How does it work for website developers?

Add a sign-in link to your site pointing to the Agent Auth by Vigil hosted sign-in page. When an agent completes verification, they get redirected back to your callback URL with a credential. Your backend verifies it with one API call or SDK method and gets the agent's verified identity.
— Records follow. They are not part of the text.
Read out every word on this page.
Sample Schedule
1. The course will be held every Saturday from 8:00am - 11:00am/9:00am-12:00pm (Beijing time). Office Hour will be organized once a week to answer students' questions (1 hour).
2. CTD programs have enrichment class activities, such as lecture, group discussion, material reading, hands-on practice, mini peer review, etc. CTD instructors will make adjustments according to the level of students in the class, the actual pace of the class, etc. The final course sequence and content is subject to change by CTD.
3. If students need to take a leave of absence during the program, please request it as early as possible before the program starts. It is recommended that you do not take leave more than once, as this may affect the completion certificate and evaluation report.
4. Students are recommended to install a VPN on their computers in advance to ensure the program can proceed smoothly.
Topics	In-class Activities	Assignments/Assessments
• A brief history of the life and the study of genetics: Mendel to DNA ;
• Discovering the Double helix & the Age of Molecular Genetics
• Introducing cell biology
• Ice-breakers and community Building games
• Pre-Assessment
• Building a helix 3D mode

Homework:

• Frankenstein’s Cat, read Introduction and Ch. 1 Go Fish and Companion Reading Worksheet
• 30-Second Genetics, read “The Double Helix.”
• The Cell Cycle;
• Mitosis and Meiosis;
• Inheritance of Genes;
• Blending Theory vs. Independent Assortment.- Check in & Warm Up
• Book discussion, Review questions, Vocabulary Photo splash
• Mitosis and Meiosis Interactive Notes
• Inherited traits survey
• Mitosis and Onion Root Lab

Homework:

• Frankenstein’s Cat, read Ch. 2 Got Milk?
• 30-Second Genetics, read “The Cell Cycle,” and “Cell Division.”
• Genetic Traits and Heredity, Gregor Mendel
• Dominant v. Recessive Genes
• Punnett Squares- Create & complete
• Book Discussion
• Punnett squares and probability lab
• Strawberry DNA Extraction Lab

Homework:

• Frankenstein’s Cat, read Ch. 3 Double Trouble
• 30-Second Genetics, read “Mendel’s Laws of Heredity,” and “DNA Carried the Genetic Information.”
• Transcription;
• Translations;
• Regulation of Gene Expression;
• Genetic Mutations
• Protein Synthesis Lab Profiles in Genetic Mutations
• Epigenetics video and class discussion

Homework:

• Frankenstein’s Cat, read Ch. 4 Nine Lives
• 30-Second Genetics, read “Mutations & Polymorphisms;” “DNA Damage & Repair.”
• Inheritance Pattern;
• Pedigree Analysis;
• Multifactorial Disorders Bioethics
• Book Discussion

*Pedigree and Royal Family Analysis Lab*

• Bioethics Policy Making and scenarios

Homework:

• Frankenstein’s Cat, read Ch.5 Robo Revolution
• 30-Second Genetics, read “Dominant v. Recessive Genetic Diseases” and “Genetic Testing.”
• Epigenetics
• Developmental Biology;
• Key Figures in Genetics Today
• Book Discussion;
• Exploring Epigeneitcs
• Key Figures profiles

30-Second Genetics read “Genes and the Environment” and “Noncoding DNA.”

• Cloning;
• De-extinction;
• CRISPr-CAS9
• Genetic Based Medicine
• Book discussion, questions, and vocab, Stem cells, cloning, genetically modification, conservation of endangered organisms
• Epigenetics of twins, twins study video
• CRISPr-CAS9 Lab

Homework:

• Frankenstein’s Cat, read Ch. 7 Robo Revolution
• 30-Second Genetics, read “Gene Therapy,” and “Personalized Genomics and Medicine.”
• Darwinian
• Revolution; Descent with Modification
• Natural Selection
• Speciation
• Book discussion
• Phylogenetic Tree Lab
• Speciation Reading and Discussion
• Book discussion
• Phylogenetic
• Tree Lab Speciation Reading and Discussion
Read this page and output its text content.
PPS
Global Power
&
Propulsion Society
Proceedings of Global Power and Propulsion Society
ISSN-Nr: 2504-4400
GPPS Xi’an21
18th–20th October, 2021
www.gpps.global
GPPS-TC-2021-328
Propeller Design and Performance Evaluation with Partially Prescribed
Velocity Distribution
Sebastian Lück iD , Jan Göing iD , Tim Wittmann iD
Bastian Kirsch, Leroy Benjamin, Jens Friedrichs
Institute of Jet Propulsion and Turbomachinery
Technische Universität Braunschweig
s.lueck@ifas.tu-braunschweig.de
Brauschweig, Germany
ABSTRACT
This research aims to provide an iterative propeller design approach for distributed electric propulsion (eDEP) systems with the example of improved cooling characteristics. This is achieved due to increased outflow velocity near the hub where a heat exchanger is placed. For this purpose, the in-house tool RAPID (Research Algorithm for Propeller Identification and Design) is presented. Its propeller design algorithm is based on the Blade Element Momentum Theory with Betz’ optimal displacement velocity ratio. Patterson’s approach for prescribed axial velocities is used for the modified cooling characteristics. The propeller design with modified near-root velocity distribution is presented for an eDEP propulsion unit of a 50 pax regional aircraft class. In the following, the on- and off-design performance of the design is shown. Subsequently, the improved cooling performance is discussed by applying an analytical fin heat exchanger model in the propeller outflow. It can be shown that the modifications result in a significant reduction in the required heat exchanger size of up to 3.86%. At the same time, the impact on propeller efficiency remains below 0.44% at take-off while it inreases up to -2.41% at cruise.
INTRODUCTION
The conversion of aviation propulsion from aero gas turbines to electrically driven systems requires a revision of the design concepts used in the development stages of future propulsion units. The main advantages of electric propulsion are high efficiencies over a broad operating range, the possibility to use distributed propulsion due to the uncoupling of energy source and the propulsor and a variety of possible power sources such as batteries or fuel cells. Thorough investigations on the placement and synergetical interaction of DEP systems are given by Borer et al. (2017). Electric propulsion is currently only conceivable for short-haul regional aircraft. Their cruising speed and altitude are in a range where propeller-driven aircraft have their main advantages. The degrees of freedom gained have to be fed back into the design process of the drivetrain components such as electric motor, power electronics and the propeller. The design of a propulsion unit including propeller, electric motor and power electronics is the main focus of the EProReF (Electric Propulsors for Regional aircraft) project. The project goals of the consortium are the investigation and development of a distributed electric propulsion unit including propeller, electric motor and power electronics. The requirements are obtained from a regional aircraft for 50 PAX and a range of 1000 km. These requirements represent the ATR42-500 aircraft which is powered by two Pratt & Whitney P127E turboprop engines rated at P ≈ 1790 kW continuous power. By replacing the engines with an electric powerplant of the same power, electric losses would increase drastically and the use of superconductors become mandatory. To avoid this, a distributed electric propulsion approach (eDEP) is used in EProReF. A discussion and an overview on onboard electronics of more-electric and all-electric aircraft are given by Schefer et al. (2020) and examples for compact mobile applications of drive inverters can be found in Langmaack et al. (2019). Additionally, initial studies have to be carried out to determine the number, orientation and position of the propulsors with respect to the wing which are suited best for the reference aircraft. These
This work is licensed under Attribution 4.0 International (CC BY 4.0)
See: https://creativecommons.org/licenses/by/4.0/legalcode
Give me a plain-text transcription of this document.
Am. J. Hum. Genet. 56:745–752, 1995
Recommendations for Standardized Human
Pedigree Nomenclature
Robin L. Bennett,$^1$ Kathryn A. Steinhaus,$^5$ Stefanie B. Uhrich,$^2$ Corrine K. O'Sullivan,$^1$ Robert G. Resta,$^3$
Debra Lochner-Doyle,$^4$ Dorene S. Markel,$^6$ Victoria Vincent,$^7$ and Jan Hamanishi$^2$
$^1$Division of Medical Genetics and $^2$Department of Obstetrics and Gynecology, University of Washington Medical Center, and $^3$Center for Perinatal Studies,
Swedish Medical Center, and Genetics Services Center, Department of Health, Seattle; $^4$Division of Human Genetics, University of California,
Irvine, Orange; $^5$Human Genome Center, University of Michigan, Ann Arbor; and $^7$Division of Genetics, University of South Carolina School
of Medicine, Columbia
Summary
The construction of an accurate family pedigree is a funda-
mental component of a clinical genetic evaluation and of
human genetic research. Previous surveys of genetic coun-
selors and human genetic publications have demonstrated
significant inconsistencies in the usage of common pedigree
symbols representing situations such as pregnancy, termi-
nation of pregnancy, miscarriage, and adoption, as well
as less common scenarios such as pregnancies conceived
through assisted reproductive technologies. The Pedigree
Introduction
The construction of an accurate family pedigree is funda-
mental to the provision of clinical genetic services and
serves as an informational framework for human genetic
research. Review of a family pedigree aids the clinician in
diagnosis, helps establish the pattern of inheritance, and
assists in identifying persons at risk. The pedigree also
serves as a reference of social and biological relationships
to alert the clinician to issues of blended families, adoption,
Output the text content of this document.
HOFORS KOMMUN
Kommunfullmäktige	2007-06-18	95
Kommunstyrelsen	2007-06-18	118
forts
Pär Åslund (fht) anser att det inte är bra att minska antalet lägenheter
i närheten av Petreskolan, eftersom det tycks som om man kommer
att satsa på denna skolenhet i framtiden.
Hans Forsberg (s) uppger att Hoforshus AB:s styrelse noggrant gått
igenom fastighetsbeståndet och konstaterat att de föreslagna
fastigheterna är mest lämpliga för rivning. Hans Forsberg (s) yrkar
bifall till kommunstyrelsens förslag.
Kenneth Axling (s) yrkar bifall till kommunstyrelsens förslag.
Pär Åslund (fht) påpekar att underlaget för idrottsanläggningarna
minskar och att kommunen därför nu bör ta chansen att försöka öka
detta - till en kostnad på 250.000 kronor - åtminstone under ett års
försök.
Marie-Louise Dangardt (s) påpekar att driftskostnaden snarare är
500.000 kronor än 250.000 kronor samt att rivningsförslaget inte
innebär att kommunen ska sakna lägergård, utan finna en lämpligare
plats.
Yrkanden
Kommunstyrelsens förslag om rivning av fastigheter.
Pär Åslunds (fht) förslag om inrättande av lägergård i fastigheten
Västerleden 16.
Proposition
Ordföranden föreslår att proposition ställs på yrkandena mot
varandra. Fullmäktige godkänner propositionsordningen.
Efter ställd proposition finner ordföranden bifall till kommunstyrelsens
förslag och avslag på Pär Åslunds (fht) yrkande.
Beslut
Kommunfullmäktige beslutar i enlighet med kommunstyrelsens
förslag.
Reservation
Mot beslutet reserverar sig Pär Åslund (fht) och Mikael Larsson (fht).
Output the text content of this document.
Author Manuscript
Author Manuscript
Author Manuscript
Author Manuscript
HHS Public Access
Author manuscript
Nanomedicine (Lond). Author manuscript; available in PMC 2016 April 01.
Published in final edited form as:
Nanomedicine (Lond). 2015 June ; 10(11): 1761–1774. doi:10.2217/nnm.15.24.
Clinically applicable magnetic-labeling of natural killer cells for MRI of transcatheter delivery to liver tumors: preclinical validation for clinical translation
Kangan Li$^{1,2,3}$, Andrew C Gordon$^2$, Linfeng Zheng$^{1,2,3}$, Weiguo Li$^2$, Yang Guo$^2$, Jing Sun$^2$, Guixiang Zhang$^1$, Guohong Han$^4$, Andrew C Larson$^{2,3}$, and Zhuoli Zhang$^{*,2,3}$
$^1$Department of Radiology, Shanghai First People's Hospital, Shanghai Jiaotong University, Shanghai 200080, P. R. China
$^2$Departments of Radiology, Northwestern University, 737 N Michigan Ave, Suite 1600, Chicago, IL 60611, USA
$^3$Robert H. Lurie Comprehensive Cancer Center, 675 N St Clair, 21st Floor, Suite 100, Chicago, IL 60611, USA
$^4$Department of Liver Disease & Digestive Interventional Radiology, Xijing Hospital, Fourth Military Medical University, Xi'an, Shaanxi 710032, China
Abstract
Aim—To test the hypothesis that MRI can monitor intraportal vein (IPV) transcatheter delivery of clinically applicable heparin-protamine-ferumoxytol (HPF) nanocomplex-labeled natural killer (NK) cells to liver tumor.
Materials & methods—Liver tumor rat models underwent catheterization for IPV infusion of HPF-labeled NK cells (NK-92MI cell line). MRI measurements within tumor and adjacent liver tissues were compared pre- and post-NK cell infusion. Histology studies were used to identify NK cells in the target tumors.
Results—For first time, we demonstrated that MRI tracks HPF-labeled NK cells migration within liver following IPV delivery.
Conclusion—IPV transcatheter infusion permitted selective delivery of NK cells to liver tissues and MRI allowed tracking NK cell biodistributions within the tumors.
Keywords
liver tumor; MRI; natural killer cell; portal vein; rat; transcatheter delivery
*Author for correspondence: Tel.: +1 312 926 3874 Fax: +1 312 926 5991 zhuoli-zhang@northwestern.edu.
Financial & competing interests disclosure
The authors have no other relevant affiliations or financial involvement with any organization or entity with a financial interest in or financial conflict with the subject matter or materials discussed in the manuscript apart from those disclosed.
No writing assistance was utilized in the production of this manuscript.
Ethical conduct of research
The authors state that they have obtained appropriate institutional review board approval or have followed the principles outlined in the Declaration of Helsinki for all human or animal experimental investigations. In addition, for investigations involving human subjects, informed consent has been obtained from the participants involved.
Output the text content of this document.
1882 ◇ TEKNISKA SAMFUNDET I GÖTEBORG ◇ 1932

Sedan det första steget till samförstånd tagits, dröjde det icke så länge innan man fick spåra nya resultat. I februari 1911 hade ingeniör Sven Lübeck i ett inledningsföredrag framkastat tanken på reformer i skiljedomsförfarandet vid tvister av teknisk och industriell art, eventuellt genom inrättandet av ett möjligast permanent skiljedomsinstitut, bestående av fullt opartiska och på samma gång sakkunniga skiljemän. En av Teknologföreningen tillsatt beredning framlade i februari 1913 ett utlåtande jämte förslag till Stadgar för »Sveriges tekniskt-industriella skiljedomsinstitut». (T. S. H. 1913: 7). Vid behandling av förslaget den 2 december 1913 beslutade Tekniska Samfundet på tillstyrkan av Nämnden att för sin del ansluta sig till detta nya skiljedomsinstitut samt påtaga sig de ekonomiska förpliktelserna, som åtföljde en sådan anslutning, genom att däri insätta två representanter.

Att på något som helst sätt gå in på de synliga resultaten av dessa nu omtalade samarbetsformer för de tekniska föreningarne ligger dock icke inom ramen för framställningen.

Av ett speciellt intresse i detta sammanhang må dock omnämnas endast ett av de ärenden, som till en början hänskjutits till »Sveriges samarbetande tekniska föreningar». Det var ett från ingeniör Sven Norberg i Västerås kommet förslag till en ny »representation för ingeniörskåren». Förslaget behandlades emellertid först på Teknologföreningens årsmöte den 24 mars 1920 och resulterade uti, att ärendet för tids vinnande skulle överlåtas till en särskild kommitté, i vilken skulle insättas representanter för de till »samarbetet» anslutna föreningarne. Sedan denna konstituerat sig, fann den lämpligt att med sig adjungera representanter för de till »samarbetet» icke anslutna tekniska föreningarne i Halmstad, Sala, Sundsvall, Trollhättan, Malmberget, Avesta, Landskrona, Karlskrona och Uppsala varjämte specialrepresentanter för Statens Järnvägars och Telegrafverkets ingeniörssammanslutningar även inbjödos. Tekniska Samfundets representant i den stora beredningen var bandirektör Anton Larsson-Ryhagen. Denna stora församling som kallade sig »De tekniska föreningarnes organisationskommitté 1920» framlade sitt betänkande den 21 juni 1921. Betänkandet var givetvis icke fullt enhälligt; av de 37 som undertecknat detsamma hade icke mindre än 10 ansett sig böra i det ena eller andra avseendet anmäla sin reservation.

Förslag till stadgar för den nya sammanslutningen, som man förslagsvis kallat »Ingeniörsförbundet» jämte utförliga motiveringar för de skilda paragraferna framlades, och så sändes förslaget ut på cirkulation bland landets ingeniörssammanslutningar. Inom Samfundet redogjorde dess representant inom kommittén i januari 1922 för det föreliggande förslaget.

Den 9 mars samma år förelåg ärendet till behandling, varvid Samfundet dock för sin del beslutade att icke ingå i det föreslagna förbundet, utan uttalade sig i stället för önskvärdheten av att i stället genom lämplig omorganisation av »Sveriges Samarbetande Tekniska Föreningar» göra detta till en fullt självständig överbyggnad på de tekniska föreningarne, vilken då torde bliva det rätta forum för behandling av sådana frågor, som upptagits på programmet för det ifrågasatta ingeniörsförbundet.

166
How does agent authentication work?

Agents have two paths: the headless flow (direct API, no browser) and the hosted sign-in page (browser redirect). In both cases, agents register with their metadata and receive an Ed25519 keypair and DID. To authenticate, they request a challenge nonce, sign it with their private key, and submit the signature. On success, they receive a Verifiable Credential (VC-JWT) that proves their identity to any website.

Do agents need API keys?

No. Agent Auth by Vigil uses cryptographic identity — agents authenticate by proving ownership of their Ed25519 private key via challenge-response. No API keys, no passwords, no shared secrets.

What is a DID?

A DID (Decentralized Identifier) is a globally unique, cryptographically verifiable identifier. Agent Auth by Vigil uses the did:key method, which derives the DID directly from the agent's Ed25519 public key. Once registered, the DID is portable everywhere.

What SDKs are available?

Official SDKs for Node.js (npm install auth-agents) and Python (pip install auth-agents). Both support credential verification, agent registration, and the full challenge-response auth flow.

Is it free?

Agent Auth by Vigil is currently free to use during the beta period.